Die jüngsten Entwicklungen im Iran

Kopftuchzwang und Massenarmut

Kommentar Von Bernd Beier

Im Iran gesellt sich zu dem vom Verschleierungszwang ausgelösten Aufstand eine veritable ökonomische Krise. Auch die Machthaber in der arabischen Welt sind beunruhigt.

Die Proteste dauern unvermindert an, nun eskalieren auch die ökonomischen Probleme der Islamischen Republik Iran. Der Kurs der iranischen Währung rauscht in den Keller. Am Dienstag tauschten Trader in Teheran 338 000 Rial gegen einen US-Dollar, tags zuvor waren es noch 332 200. Zum Vergleich: Zur Zeit der Wiener Nuklearvereinbarung mit dem Iran im Jahr 2015, als internationale Wirtschaftssanktionen gegen den Iran aufgehoben wurden, wurden AP zufolge 32 000 Rial gegen einen US-Dollar getauscht. Etwa ein Drittel der iranischen Bevölkerung ist Studien zufolge in den vergangenen Jahren unter die Armutsgrenze gerutscht. Das ist ein weiterer wichtiger Faktor für die Proteste im Iran, die sich weiterhin gegen die Zwangsverschleierung für Frauen richten. Steigende Preise, hohe Arbeitslosigkeit insbesondere unter jungen Leuten und die allgegenwärtige Korruption fachen den Aufstand weiter an.
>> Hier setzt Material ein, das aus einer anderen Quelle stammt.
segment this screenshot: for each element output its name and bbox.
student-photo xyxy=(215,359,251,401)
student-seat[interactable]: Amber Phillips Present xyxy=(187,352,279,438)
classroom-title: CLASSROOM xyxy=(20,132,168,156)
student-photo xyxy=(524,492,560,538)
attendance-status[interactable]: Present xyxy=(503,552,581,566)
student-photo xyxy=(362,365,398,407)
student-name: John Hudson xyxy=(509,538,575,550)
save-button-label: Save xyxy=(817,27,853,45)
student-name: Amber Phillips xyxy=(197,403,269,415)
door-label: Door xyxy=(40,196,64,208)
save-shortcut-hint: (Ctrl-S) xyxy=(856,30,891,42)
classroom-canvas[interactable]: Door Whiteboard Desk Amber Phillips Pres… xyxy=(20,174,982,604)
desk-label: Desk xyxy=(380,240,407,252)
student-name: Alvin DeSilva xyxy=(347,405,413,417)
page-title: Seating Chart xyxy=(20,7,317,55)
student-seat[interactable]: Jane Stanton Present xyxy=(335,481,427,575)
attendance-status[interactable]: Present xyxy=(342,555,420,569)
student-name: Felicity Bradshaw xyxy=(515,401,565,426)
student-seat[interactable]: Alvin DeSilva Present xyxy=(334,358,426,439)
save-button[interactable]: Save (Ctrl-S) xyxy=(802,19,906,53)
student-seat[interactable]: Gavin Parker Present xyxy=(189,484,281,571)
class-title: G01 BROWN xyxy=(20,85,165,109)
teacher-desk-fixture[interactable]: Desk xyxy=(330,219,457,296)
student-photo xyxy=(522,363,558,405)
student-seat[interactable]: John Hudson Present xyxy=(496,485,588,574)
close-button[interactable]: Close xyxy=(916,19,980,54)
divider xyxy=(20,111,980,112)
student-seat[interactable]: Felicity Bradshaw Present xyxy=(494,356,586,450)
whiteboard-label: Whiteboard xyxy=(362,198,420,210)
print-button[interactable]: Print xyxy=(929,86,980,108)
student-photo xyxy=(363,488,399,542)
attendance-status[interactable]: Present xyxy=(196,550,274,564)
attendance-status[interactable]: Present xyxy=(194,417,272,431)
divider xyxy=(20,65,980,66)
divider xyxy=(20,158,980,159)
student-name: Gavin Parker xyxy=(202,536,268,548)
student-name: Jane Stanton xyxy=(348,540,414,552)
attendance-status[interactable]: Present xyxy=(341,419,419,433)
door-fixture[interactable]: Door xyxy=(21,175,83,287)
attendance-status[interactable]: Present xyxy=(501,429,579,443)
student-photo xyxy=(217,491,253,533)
Am Samstag verkündete der Oberkommandierende der Revolutionswächter, des militärischen Pfeilers der iranischen Theokratie, Hossein Salami, vergeblich: »Kommt nicht auf die Straßen! Heute ist der letzte Tag der Unruhen.« Die Proteste setzten sich weiter fort, in den vergangenen Tagen in mindestens 20 Städten und an 50 Universitäten des Landes. Bislang hatten vor allem die Polizei und die paramilitärische Basij-Miliz die hehre Aufgabe der Aufstandsbekämpfung übernommen. Die staatliche Nachrichtenagentur Irna zitierte vor einigen Tagen Brigadegeneral Mohammad Reza Mahdavi, Oberhaupt der Revolutionswächter in der Provinz Khorasan, mit den Worten: »Bislang haben die Basiji Zurückhaltung gezeigt und sie waren geduldig.« Um hinzuzufügen: »Doch wenn die Lage anhält, werden sie außer Kontrolle geraten.«

Diese »Zurückhaltung« bei der Aufstandsbekämpfung ist sehr relativ, Videos vom Wochenende zeigten Basiji, die in Teheran und Sanandaj Schusswaffen gegen Studierende einsetzen. Noch in dieser Woche sollen allein in Teheran vor den sogenannten Revolutionsgerichten Prozesse gegen 1 000 Leute beginnen, die in der Hauptstadt bei Demonstrationen verhaftet wurden; ihnen werden der iranischen Justiz zufolge Sabotage, Angriffe auf Ordnungskräfte und Zerstörung öffentlichen Eigentums vorgeworfen. Am zugespitztesten ist die Situation weiterhin in den Provinzen Kurdistan und Belutschistan. Am Mittwoch voriger Woche zogen Tausende in Saqqez, der Herkunftsstadt Jina Mahsa Aminis, deren Tod die gegenwärtigen Proteste ausgelöst hatte, zu ihrem Grab; Zehntausende gingen an diesem und am Folgetag auf die Straße und trotzten den Ordnungskräften. In der kurdischen Stadt Mahabad kam es zu schweren Unruhen, Tausende zogen ins Stadtzentrum, Regierungsgebäude wurden in Brand gesetzt, die Ordnungskräfte schossen scharf in die Menge.

Der Aufstand im Iran ist höchst beunruhigend für die Machthaber in der sogenannten arabisch-islamischen Welt. Dort sind die sozialen Verhältnisse ähnlich prekär wie iM Iran, die Demokratisierungsprozesse nach dem sogenannten Arabischen Frühling sind gestoppt. Aber die Machthaber erinnern sich mit Entsetzen daran, dass die Unruhen im Iran 2009 denen in ihren Ländern vorangingen. Nur sind die Proteste heutzutage im Iran wesentlich radikaler. Es geht um den Sturz der Ayatollahs, nicht um eine Reform der Islamischen Republik.